Kabupaten Lombok Tengah memang tidak menjadi daerah dengan angka kemiskinan dan angka putus sekolah tertinggi di Provinsi NTB, namun tetap saja hal ini masih menjadi PR untuk pemerintah setempat agar dapat menekan angka kemiskinan dan angka putus sekolah tersebut ke titik terendah. Pemerintah setempat harusnya mampu untuk memperbaiki masalah ini terutama masalah yang berkaitan dengan kesejahteraan anak. Melihat bagaimana anak seusia Andre harus menangung beban menjadi tulang punggung keluarga sudah menunjukkan bahwa pemerintah masih gagal dalam menjamin kesejahteraan hidup seorang anak. Seperti yang telah diatur dalam Undang-Undang No.23 Tahun 2003 Tentang Perlindungan Anak pasal 55 ayat 1 yang berbunyi “Pemerintah wajib menyelenggarakan pemeliharaan dan perawatan anak terlantar, baik dalam lembaga maupun di luar lembaga”. Pemerintah daerah dalam hal ini pemerintah Kota Mataram harusnya mampu untuk mendata secara lebih spesifik terkait dengan jumlah anak jalanan maupun anak terlantar yang berada di Kota Mataram kemudian diberikan pembinaan maupun pemeliharaan.

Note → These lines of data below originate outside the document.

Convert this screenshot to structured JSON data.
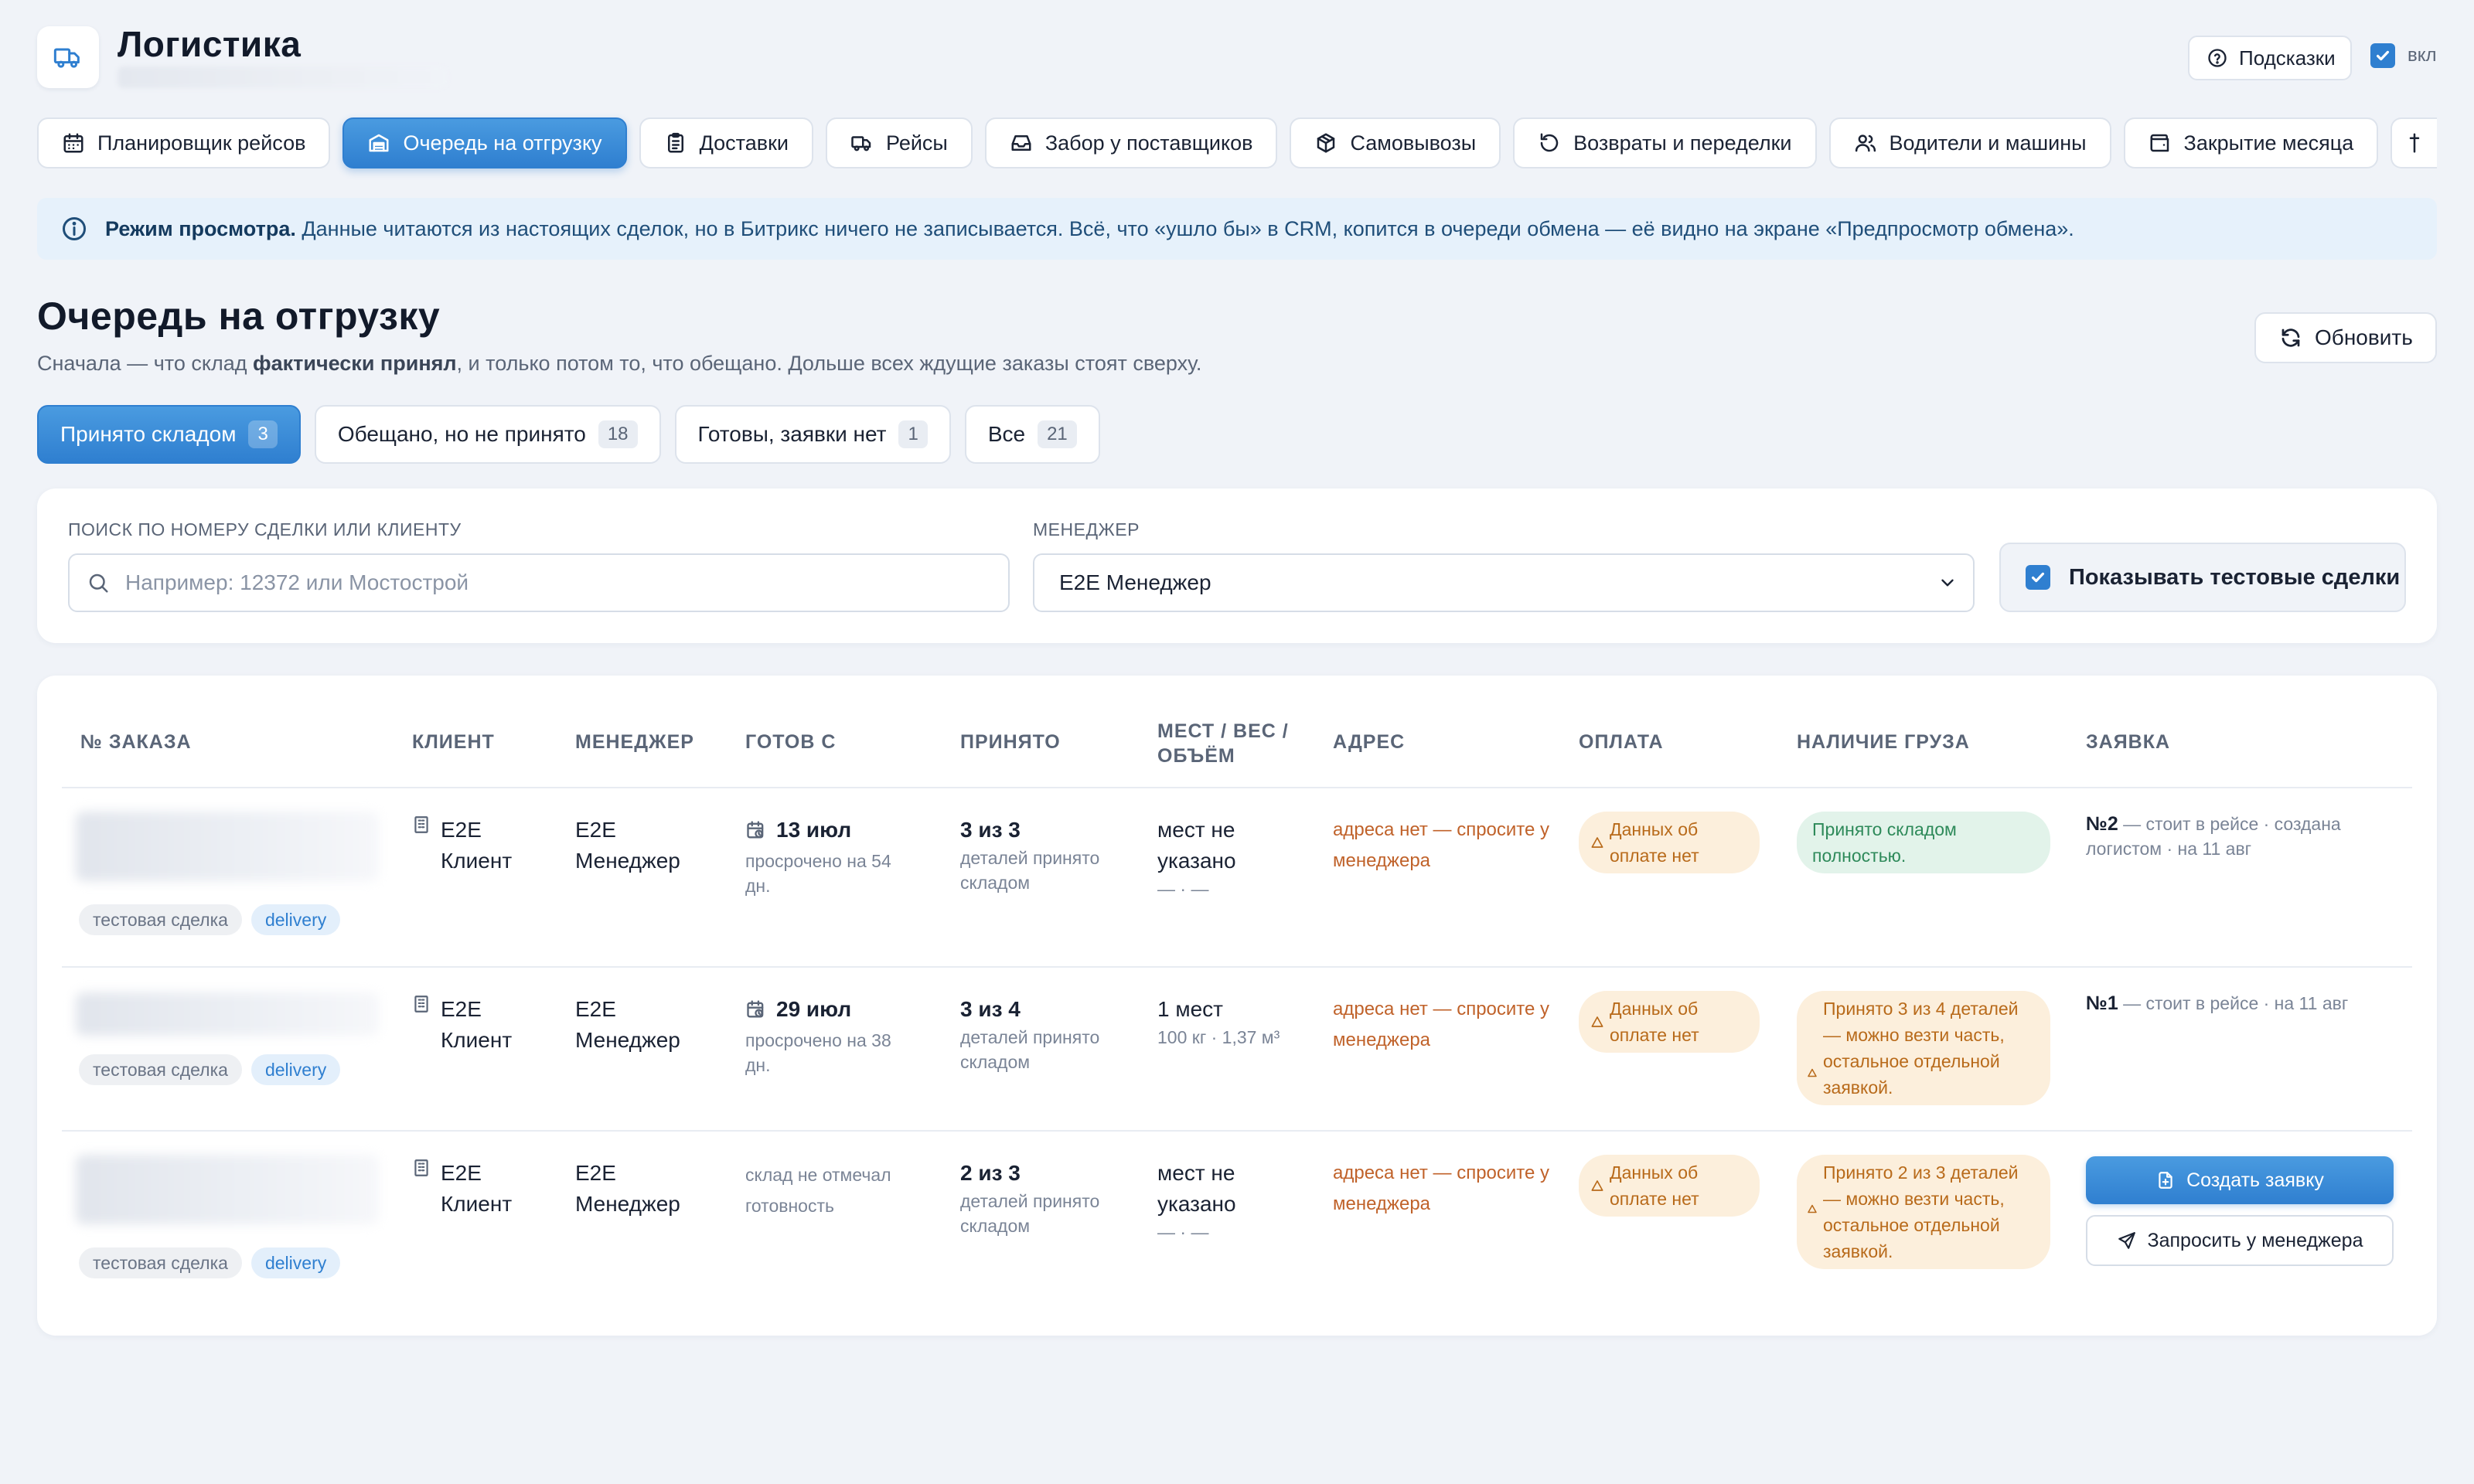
{
  "app": {
    "title": "Логистика"
  },
  "header": {
    "hints_label": "Подсказки",
    "hints_toggle_label": "вкл"
  },
  "tabs": [
    {
      "label": "Планировщик рейсов",
      "icon": "calendar-icon"
    },
    {
      "label": "Очередь на отгрузку",
      "icon": "warehouse-icon",
      "active": true
    },
    {
      "label": "Доставки",
      "icon": "clipboard-icon"
    },
    {
      "label": "Рейсы",
      "icon": "truck-icon"
    },
    {
      "label": "Забор у поставщиков",
      "icon": "inbox-icon"
    },
    {
      "label": "Самовывозы",
      "icon": "package-icon"
    },
    {
      "label": "Возвраты и переделки",
      "icon": "undo-icon"
    },
    {
      "label": "Водители и машины",
      "icon": "users-icon"
    },
    {
      "label": "Закрытие месяца",
      "icon": "wallet-icon"
    }
  ],
  "banner": {
    "bold": "Режим просмотра.",
    "text": "Данные читаются из настоящих сделок, но в Битрикс ничего не записывается. Всё, что «ушло бы» в CRM, копится в очереди обмена — её видно на экране «Предпросмотр обмена»."
  },
  "page": {
    "title": "Очередь на отгрузку",
    "subtitle_pre": "Сначала — что склад ",
    "subtitle_bold": "фактически принял",
    "subtitle_post": ", и только потом то, что обещано. Дольше всех ждущие заказы стоят сверху.",
    "refresh_label": "Обновить"
  },
  "filters": [
    {
      "label": "Принято складом",
      "count": "3",
      "active": true
    },
    {
      "label": "Обещано, но не принято",
      "count": "18"
    },
    {
      "label": "Готовы, заявки нет",
      "count": "1"
    },
    {
      "label": "Все",
      "count": "21"
    }
  ],
  "search": {
    "label": "ПОИСК ПО НОМЕРУ СДЕЛКИ ИЛИ КЛИЕНТУ",
    "placeholder": "Например: 12372 или Мостострой",
    "manager_label": "МЕНЕДЖЕР",
    "manager_value": "E2E Менеджер",
    "show_test_label": "Показывать тестовые сделки"
  },
  "table": {
    "headers": [
      "№ ЗАКАЗА",
      "КЛИЕНТ",
      "МЕНЕДЖЕР",
      "ГОТОВ С",
      "ПРИНЯТО",
      "МЕСТ / ВЕС / ОБЪЁМ",
      "АДРЕС",
      "ОПЛАТА",
      "НАЛИЧИЕ ГРУЗА",
      "ЗАЯВКА"
    ],
    "rows": [
      {
        "tags": [
          "тестовая сделка",
          "delivery"
        ],
        "client": "E2E Клиент",
        "manager": "E2E Менеджер",
        "ready_date": "13 июл",
        "ready_note": "просрочено на 54 дн.",
        "accepted": "3 из 3",
        "accepted_note": "деталей принято складом",
        "places": "мест не указано",
        "places_note": "— · —",
        "address": "адреса нет — спросите у менеджера",
        "payment": "Данных об оплате нет",
        "cargo": "Принято складом полностью.",
        "request_num": "№2",
        "request_text": " — стоит в рейсе · создана логистом · на 11 авг"
      },
      {
        "tags": [
          "тестовая сделка",
          "delivery"
        ],
        "client": "E2E Клиент",
        "manager": "E2E Менеджер",
        "ready_date": "29 июл",
        "ready_note": "просрочено на 38 дн.",
        "accepted": "3 из 4",
        "accepted_note": "деталей принято складом",
        "places": "1 мест",
        "places_note": "100 кг · 1,37 м³",
        "address": "адреса нет — спросите у менеджера",
        "payment": "Данных об оплате нет",
        "cargo": "Принято 3 из 4 деталей — можно везти часть, остальное отдельной заявкой.",
        "request_num": "№1",
        "request_text": " — стоит в рейсе · на 11 авг"
      },
      {
        "tags": [
          "тестовая сделка",
          "delivery"
        ],
        "client": "E2E Клиент",
        "manager": "E2E Менеджер",
        "ready_note": "склад не отмечал готовность",
        "accepted": "2 из 3",
        "accepted_note": "деталей принято складом",
        "places": "мест не указано",
        "places_note": "— · —",
        "address": "адреса нет — спросите у менеджера",
        "payment": "Данных об оплате нет",
        "cargo": "Принято 2 из 3 деталей — можно везти часть, остальное отдельной заявкой.",
        "create_label": "Создать заявку",
        "ask_label": "Запросить у менеджера"
      }
    ]
  },
  "colors": {
    "accent": "#2f7fd0",
    "warn_bg": "#fcefdc",
    "warn_text": "#b86a1a",
    "ok_bg": "#e2f3ea",
    "ok_text": "#2e8a5a",
    "address": "#c0622a"
  }
}
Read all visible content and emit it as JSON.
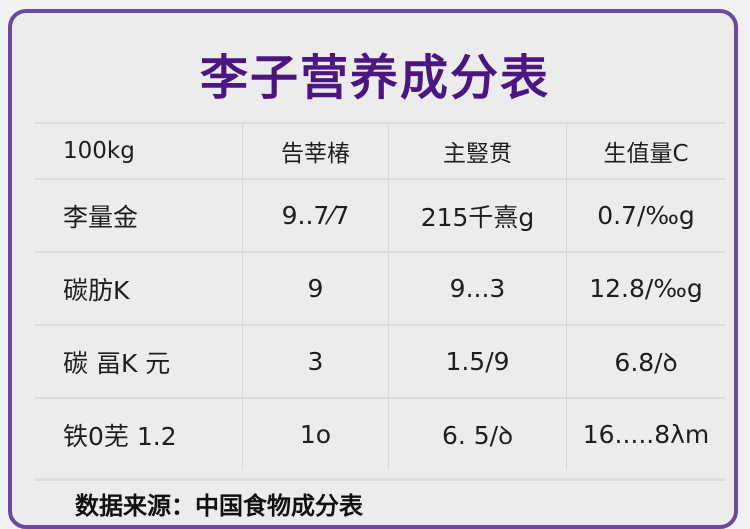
{
  "title": "李子营养成分表",
  "table": {
    "headers": [
      "100kg",
      "告莘椿",
      "主豎贯",
      "生值量C"
    ],
    "rows": [
      [
        "李量金",
        "9..7⁄7",
        "215千熹g",
        "0.7/‰g"
      ],
      [
        "碳肪K",
        "9",
        "9...3",
        "12.8/‰g"
      ],
      [
        "碳 畐K 元",
        "3",
        "1.5/9",
        "6.8/ꝺ"
      ],
      [
        "铁0芜 1.2",
        "1o",
        "6. 5/ꝺ",
        "16.....8λm"
      ]
    ]
  },
  "footer": "数据来源：中国食物成分表"
}
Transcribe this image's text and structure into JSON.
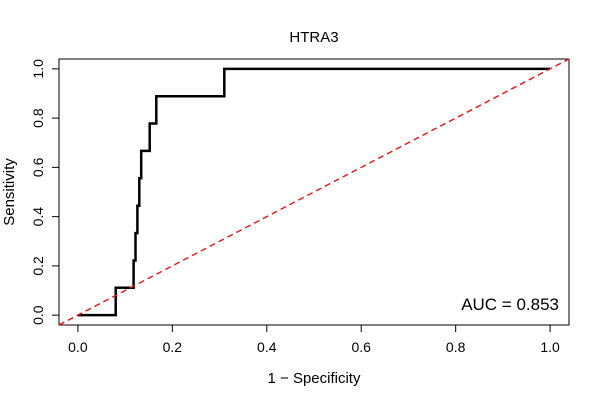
{
  "chart_data": {
    "type": "line",
    "title": "HTRA3",
    "xlabel": "1 − Specificity",
    "ylabel": "Sensitivity",
    "xlim": [
      -0.04,
      1.04
    ],
    "ylim": [
      -0.04,
      1.04
    ],
    "x_ticks": [
      "0.0",
      "0.2",
      "0.4",
      "0.6",
      "0.8",
      "1.0"
    ],
    "x_tick_values": [
      0,
      0.2,
      0.4,
      0.6,
      0.8,
      1.0
    ],
    "y_ticks": [
      "0.0",
      "0.2",
      "0.4",
      "0.6",
      "0.8",
      "1.0"
    ],
    "y_tick_values": [
      0,
      0.2,
      0.4,
      0.6,
      0.8,
      1.0
    ],
    "annotation": "AUC = 0.853",
    "series": [
      {
        "name": "ROC curve",
        "color": "#000000",
        "x": [
          0,
          0.08,
          0.08,
          0.118,
          0.118,
          0.122,
          0.122,
          0.126,
          0.126,
          0.13,
          0.13,
          0.134,
          0.134,
          0.14,
          0.14,
          0.152,
          0.152,
          0.166,
          0.166,
          0.31,
          0.31,
          1.0
        ],
        "y": [
          0,
          0,
          0.111,
          0.111,
          0.222,
          0.222,
          0.333,
          0.333,
          0.444,
          0.444,
          0.556,
          0.556,
          0.667,
          0.667,
          0.667,
          0.667,
          0.778,
          0.778,
          0.889,
          0.889,
          1.0,
          1.0
        ]
      },
      {
        "name": "Reference",
        "color": "#e41a1c",
        "dashed": true,
        "x": [
          -0.04,
          1.04
        ],
        "y": [
          -0.04,
          1.04
        ]
      }
    ]
  }
}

Anak adalah aset bangsa, mereka adalah calon-calon penerus pemimpin bangsa. Bagaimana keadaan bangsa ini di masa depan tergantung dengan bagaimana kehidupan, pendidikan, dan pergaulan yang diperoleh oleh anak-anak saat ini. Anak-anak yang saat ini tak punya kesempatan untuk merasakan manisnya bangku pendidikan adalah perwujudan dari kegagalan fatal suatu pemerintahan.